A 9-year old child in the home was taken to Allen Hospital Child Protection Center for an interview shortly after the arrests. During the interview, the child allegedly stated Anthony Hoffman, his uncle, admitted to poisoning a dog and threatened to put the same poison in the child’s milk, because he should “feel the same way the dog feels.”

Hoffman flatly denied ever saying anything like that to the child. He said his nephew is seeing a behavioral therapist for “story telling and other issues.”

According to the initial police report, on Wednesday, March 7, Nashua police were called to the home at 421 Wentling Street in Nashua for a domestic dispute. Once police arrived, someone on the scene mentioned that the homeowner’s dog was missing under unusual circumstances, and its body may be in the basement freezer.

According to the report, police later obtained a search warrant for the home and discovered that there was a deceased canine in the freezer. Police also allegedly found methamphetamine and prescription drugs in the house.

Laboratory tests by the DCI Criminal Lab allegedly show that residue found at the scene tested positive for methamphetamine.

Hoffman said that the meth residue was not found at the scene at the time, but brought to the police later when he was already in jail. He said he told the police that he would take a blood test to prove he hadn’t used illegal drugs, although a test was never given.

A second canine was taken from the home during the search and a substance believed to be rat poison was found in a kennel. That dog, which belongs to Hoffman, was taken to a nearby animal shelter, then later was returned to Hoffman.

Hoffman said the kennel had only been used to transport that dog six years ago, and hadn’t been used to house a dog since. Among other discarded items there was some mouse poison in the kennel. Hoffman said the kennel was shut tight so the dog could not get inside.
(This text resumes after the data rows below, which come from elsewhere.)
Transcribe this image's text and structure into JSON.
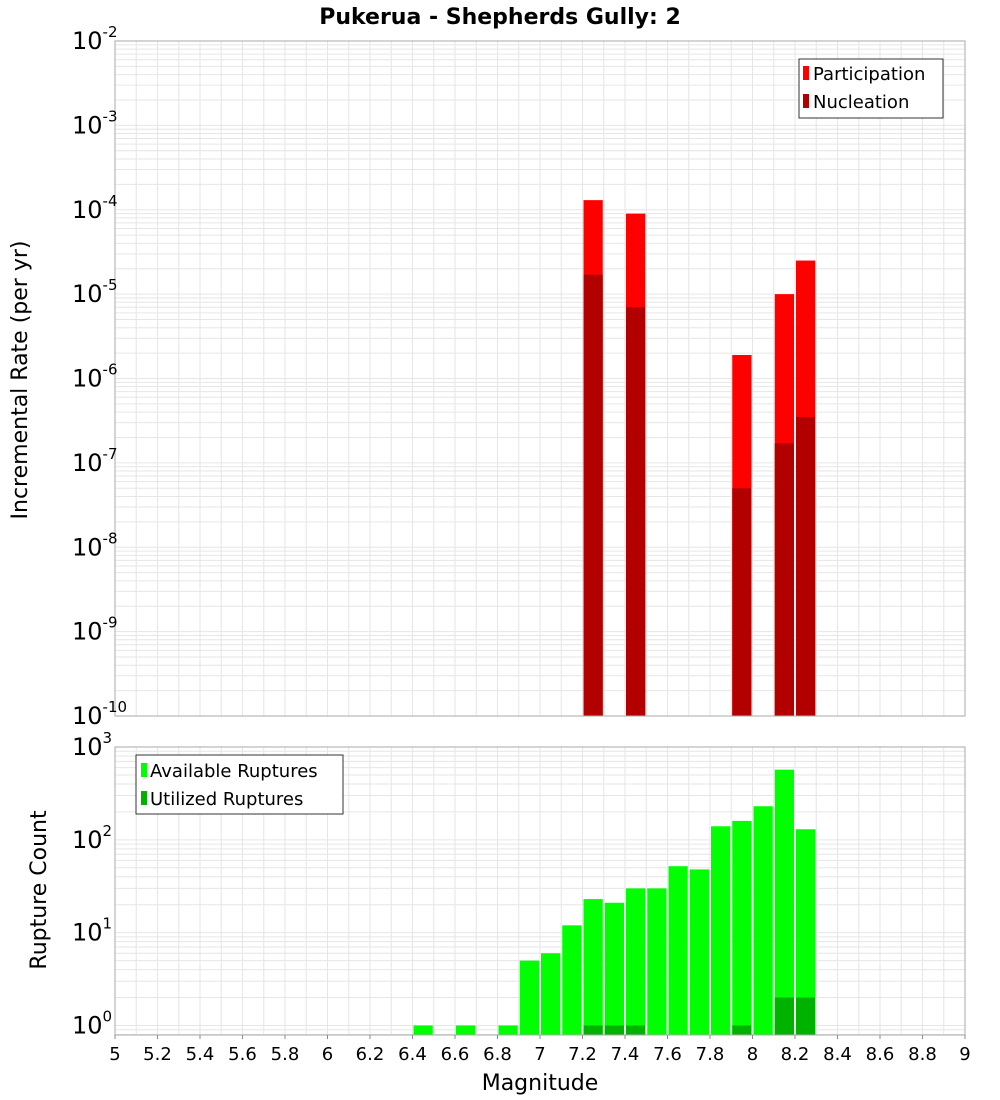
{
  "title": "Pukerua - Shepherds Gully: 2",
  "colors": {
    "participation": "#ff0000",
    "nucleation": "#b20000",
    "available": "#00ff00",
    "utilized": "#00b200",
    "grid": "#e6e6e6",
    "frame": "#aaaaaa"
  },
  "chart_data": [
    {
      "type": "bar",
      "ylabel": "Incremental Rate (per yr)",
      "yscale": "log",
      "ylim": [
        1e-10,
        0.01
      ],
      "xlim": [
        5,
        9
      ],
      "bar_width": 0.1,
      "grid": true,
      "legend_position": "top-right",
      "y_ticks": [
        {
          "base": "10",
          "exp": "-10",
          "value": 1e-10
        },
        {
          "base": "10",
          "exp": "-9",
          "value": 1e-09
        },
        {
          "base": "10",
          "exp": "-8",
          "value": 1e-08
        },
        {
          "base": "10",
          "exp": "-7",
          "value": 1e-07
        },
        {
          "base": "10",
          "exp": "-6",
          "value": 1e-06
        },
        {
          "base": "10",
          "exp": "-5",
          "value": 1e-05
        },
        {
          "base": "10",
          "exp": "-4",
          "value": 0.0001
        },
        {
          "base": "10",
          "exp": "-3",
          "value": 0.001
        },
        {
          "base": "10",
          "exp": "-2",
          "value": 0.01
        }
      ],
      "series": [
        {
          "name": "Participation",
          "color": "#ff0000",
          "x": [
            7.25,
            7.45,
            7.95,
            8.15,
            8.25
          ],
          "values": [
            0.00013,
            9e-05,
            1.9e-06,
            1e-05,
            2.5e-05
          ]
        },
        {
          "name": "Nucleation",
          "color": "#b20000",
          "x": [
            7.25,
            7.45,
            7.95,
            8.15,
            8.25
          ],
          "values": [
            1.7e-05,
            7e-06,
            5e-08,
            1.7e-07,
            3.5e-07
          ]
        }
      ]
    },
    {
      "type": "bar",
      "xlabel": "Magnitude",
      "ylabel": "Rupture Count",
      "yscale": "log",
      "ylim": [
        0.79,
        1000
      ],
      "xlim": [
        5,
        9
      ],
      "bar_width": 0.1,
      "grid": true,
      "legend_position": "top-left",
      "x_ticks": [
        "5",
        "5.2",
        "5.4",
        "5.6",
        "5.8",
        "6",
        "6.2",
        "6.4",
        "6.6",
        "6.8",
        "7",
        "7.2",
        "7.4",
        "7.6",
        "7.8",
        "8",
        "8.2",
        "8.4",
        "8.6",
        "8.8",
        "9"
      ],
      "y_ticks": [
        {
          "base": "10",
          "exp": "0",
          "value": 1
        },
        {
          "base": "10",
          "exp": "1",
          "value": 10
        },
        {
          "base": "10",
          "exp": "2",
          "value": 100
        },
        {
          "base": "10",
          "exp": "3",
          "value": 1000
        }
      ],
      "series": [
        {
          "name": "Available Ruptures",
          "color": "#00ff00",
          "x": [
            6.45,
            6.65,
            6.85,
            6.95,
            7.05,
            7.15,
            7.25,
            7.35,
            7.45,
            7.55,
            7.65,
            7.75,
            7.85,
            7.95,
            8.05,
            8.15,
            8.25
          ],
          "values": [
            1,
            1,
            1,
            5,
            6,
            12,
            23,
            21,
            30,
            30,
            52,
            48,
            140,
            160,
            230,
            570,
            130
          ]
        },
        {
          "name": "Utilized Ruptures",
          "color": "#00b200",
          "x": [
            7.25,
            7.35,
            7.45,
            7.95,
            8.15,
            8.25
          ],
          "values": [
            1,
            1,
            1,
            1,
            2,
            2
          ]
        }
      ]
    }
  ]
}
He said he still has that dog, which is registered in his mother’s name in Charles City.

Hoffman said he had been staying in Charles City in February and had just begun the process of moving out of the house when the incident happened. Jennifer Hoffman, Dann and the child were living at the house.

He was not at the house when Nashua police arrived on March 7. He said he received a phone call at his mother’s house in Charles City from Nashua police that evening at about 10:30, to tell him there was a report of illegal firearms at the house, and the police wanted a key to the room he was keeping his stuff in.

Police searched that room for several hours, then returned with a warrant on March 8 and searched the house completely. There is nothing about an illegal firearm in the initial police report, and Hoffman said a firearm was never found.